RCA/Kia - Venus 2049
28 May 2008
 
RCA Venus 2049. Click for larger images
Andrea Mocellin
Jinsung Kim
Magdalena Schmid
Ralph Tayler-Webb
Tase Nobutaka
Bob Romkes
Ciaran Mcatamney
Photos: Brett Patterson

Students at London's Royal College of Art recently held a show at the London Transport Museum to present a project sponsored by Korean automaker Kia.  Called ‘Venus 2049', the aim of the project was for students to work in 'Pathway Teams', researching the nature of beauty and together articulate the contemporary interpretation of beauty.

Split into three groups of five - Automark, Inside Out and Urban Flow - the students developed their own individual projects by investigating applied art and craft, materials and technology. They then created their own vision for a new aesthetic, and developed pieces for the world in 2049.

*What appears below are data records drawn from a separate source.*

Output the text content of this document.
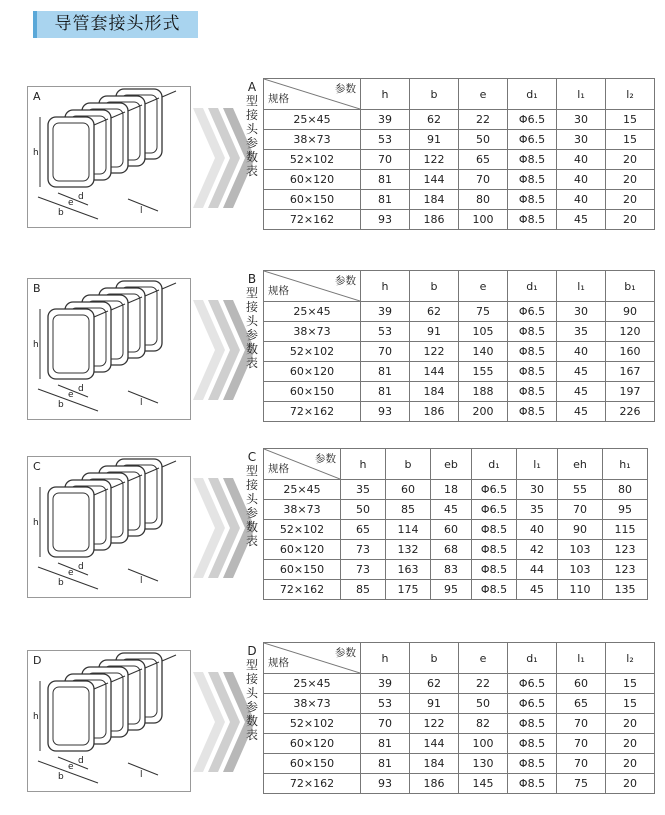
导管套接头形式
h
b
e
d
l
A
A型接头参数表
参数
规格	h	b	e	d₁	l₁	l₂
25×45	39	62	22	Φ6.5	30	15
38×73	53	91	50	Φ6.5	30	15
52×102	70	122	65	Φ8.5	40	20
60×120	81	144	70	Φ8.5	40	20
60×150	81	184	80	Φ8.5	40	20
72×162	93	186	100	Φ8.5	45	20
h
b
e
d
l
B
B型接头参数表
参数
规格	h	b	e	d₁	l₁	b₁
25×45	39	62	75	Φ6.5	30	90
38×73	53	91	105	Φ8.5	35	120
52×102	70	122	140	Φ8.5	40	160
60×120	81	144	155	Φ8.5	45	167
60×150	81	184	188	Φ8.5	45	197
72×162	93	186	200	Φ8.5	45	226
h
b
e
d
l
C
C型接头参数表
参数
规格	h	b	eb	d₁	l₁	eh	h₁
25×45	35	60	18	Φ6.5	30	55	80
38×73	50	85	45	Φ6.5	35	70	95
52×102	65	114	60	Φ8.5	40	90	115
60×120	73	132	68	Φ8.5	42	103	123
60×150	73	163	83	Φ8.5	44	103	123
72×162	85	175	95	Φ8.5	45	110	135
h
b
e
d
l
D
D型接头参数表
参数
规格	h	b	e	d₁	l₁	l₂
25×45	39	62	22	Φ6.5	60	15
38×73	53	91	50	Φ6.5	65	15
52×102	70	122	82	Φ8.5	70	20
60×120	81	144	100	Φ8.5	70	20
60×150	81	184	130	Φ8.5	70	20
72×162	93	186	145	Φ8.5	75	20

The material was then judged on design skill, creative vision, detailed understanding of systems and materials employed or applied, as well as professional teamwork, clarity of textual and visual work, the quality of their presentation, and the relevance and appeal of the final outcomes.

Automark film
Andrea Mocellin fim
Jonathan Henshall
Ralph Tayler-Webb
Tase Nobutaka

Automark

Andrea Mocellin
Dealing with illusion and metaphor to discover ‘the beauty behind the mask and live it', Mocellin's creation is a personal introspection about an immortal city like Venice, where tradition and mystery generates a unique mix between emotions and perceptions. The nucleus that lives inside the vertical sculpture is a dynamic fade in of glass that generates infinitive ways to investigate the object and discover it.

Jinsung Kim
This project is about experience of beauty through material, namely clay, one of nature's elements. Just as potters make ceramics without any blueprints - deciding shapes as they feel the material - car companies use similar material, called industrial clay. Drawing on personal experience working at a car company, Kim sought to create a new design language through interaction with materials.

Jonathon Henshall
Religion was the influence for Henshall: "As a Christian I believe nature to be perfectly created, and so when I look at it, I am reminded of God and my faith. My object is therefore inspired by nature and for me, its beauty is in what it reminds me of."  The project takes particular inspiration from the structures of nature, and how they dictate external form as well as from the creative forces used in nature, illustrated by the collaboration with ceramics.

Magdalena Schmid
Poetry was the source of inspiration and the backbone Schmid's project. ‘Automotive Poetry' takes a popular designer's medium, paper, and develops sculptures from one sheet of paper in different DIN A formats, leaving enough space for the viewer's interpretation. Part of the output was also a poem depicting the correlation between the rules of design and the freedom of art.

Ralph Tayler-Webb
Entitled 'Heavens Above', Tayler-Webb's project encourages us to look up more. His 2049 concept has a package that offers a 'laid-back' interior for the occupant, who gazes up beyond the tall buildings and distractions of the city to the clouds. The form is inspired by forces that create cumulonimbus clouds and it was carved by hand from Cornish stone. This carving process slowly revealed the natural character of the surface and left a visual history of the forces which went into its creation.

Tase Nobutaka
Inspired by the snow found in his birthplace in the Japanese countryside, Nobutaka created his project as homage to the peacefulness he felt while standing in deep virgin snow. The sculpted and flowing form is a layered structure, as snow is in nature, and is covered by a 'snowdome' glass canopy, depicted in the project by white mesh. "The snow's surface follows the shape of the land and covers beauty and dirty things," Nobutaka explains, "Everything is cocooned in the snow to be all alike and equal."

Inside out

Bob Romkes
Air travel is Romkes' proposal to battle 'future dystopia'. Designing for the aerial level in a tiered living scenario, his project is an artistic interpretation of a speed-form with automotive characteristics. An enclosed cocoon cockpit is wrapped by an outer structure that represents the wings grabbing onto the cockpit and creating a hollow 'volume' inspired by spider webs and the movement of tornados. Sourcing power from the heat of the sun through a copper based conductor, the exterior changes color and allows for a dynamic and changing expression.

Ciaran Mcatamney
Blindness was the keyword for this project.  It arose through looking at how people move today as a mass, devoid of any emotion, just focused on reaching their next destination. The design proposed is a vision of a future mode of aerial travel where people can experience a pleasurable journey and experience it with others.  It has been designed to offer the option of taking a "time out" from the rush of getting from A to B. It is intended as a commuting service from one residential pod to another.